Gerontophilia

Gerontophilia
Titre original:Gerontophilia
Réalisateur:Bruce LaBruce
Sortie:Cinéma
Durée:82 minutes
Date:26 mars 2014
Note:

A tout juste 18 ans, Lake ne sait pas encore ce qu’il veut faire de sa vie. Il profite d’une année sabbatique qu’il a prise avec sa copine Désirée, une révolutionnaire dans l’âme, pour effectuer de petits boulots que sa mère Marie lui a trouvés. A la résidence pour personnes âgées « Coup de cœur », il est en charge de la toilette des pensionnaires. Lake fait ainsi la connaissance de l’octogénaire Melvyn Peabody, qui résiste autant qu’il le peut au personnel soignant et son régime de fortes doses de médicaments. Le jeune homme se sent attiré par celui qui pourrait être son grand-père. D’abord juste une complicité amicale, leur relation devient amoureuse lorsque Lake décide d’arracher son ami au quotidien monotone du foyer.

Critique de Tootpadu

Il aura fallu attendre plus de quarante ans pour pouvoir se réjouir d’une histoire d’amour intergénérationnelle aussi poignante que Harold et Maude de Hal Ashby ! Peu de choses ont changé en près d’un demi-siècle, à l’exception de la tolérance plus large envers l’homosexualité. Simultanément, l’idolâtrie de la jeunesse a atteint des proportions si perverses, que le scandale provoqué par une différence d’âge importante est encore plus prompt à éclater. Comme c’est le cas depuis la nuit des temps dans notre civilisation machiste, cette indignation ne marche qu’à sens unique, puisque elle fait aisément abstraction des vieillards qui cherchent à vaincre la peur de mourir, en s’affichant avec de belles femmes sensiblement plus jeunes qu’eux. Pour tous les autres, être vieux ne rime plus avec beauté et désir depuis longtemps, selon les critères de sélection sociale qui caractérisent notre époque superficielle. Un constat qui commence presque à nous poser de sérieux problèmes, alors que nous ne nous trouvons statistiquement qu’à mi-chemin entre les deux extrémités de la vie.

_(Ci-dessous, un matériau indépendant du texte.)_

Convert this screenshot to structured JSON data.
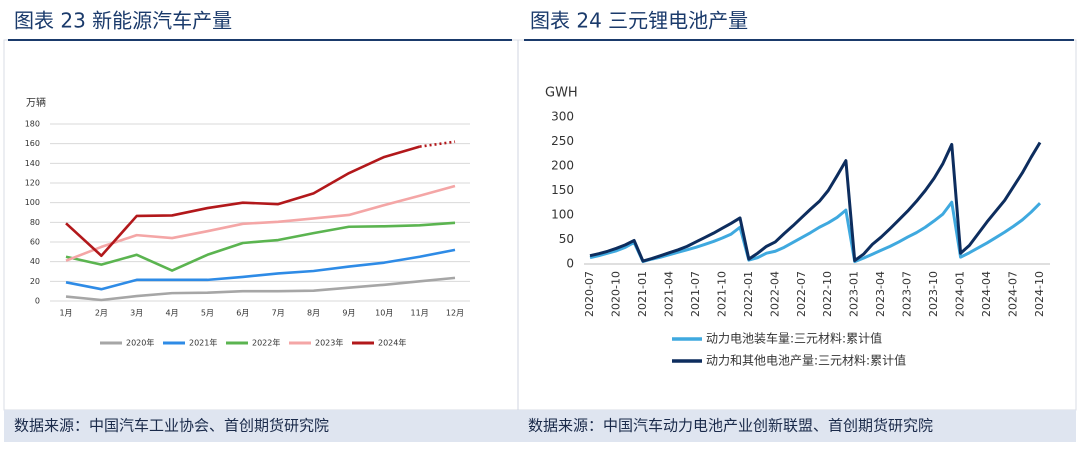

Le réalisateur canadien Bruce LaBruce – à ne pas confondre avec Neil LaBute – était jusque là réputé pour des films destinés à un public gay, qui prônaient la provocation au détriment de la finesse formelle. Son volte-face compte parmi ce que nous avons vu de plus étonnant dans le domaine de la reconversion de cinéastes de niche à une approche plus accessible pour un groupe plus large de spectateurs, depuis Gregg Araki et Mysterious skin. Gerontophilia ressemble d’ailleurs esthétiquement à ce dernier, les écarts oniriques en moins. Car le récit bénifice d’une économie de moyens impressionnante, à travers une narration qui trouve le ton juste, même dans les situations les plus cocasses. Comme les adolescents victimes d’attouchements sexuels dans le film de Araki, le protagoniste a un secret honteux qu’il n’ose pas partager avec son entourage. Contrairement à eux, et bien qu’il ne soit pas vraiment un saint, il réussit néanmoins à vivre sa préférence et sa passion. Le temps est certes compté pour cette relation qui est stoppée net par de tristes réalités de la vie, plus fortes que l’amour. Mais le refus catégorique de Lake de laisser tomber son ami, afin de se conformer à l’image et au comportement conformistes qu’on attend de lui, en fait un héros romantique profondément touchant.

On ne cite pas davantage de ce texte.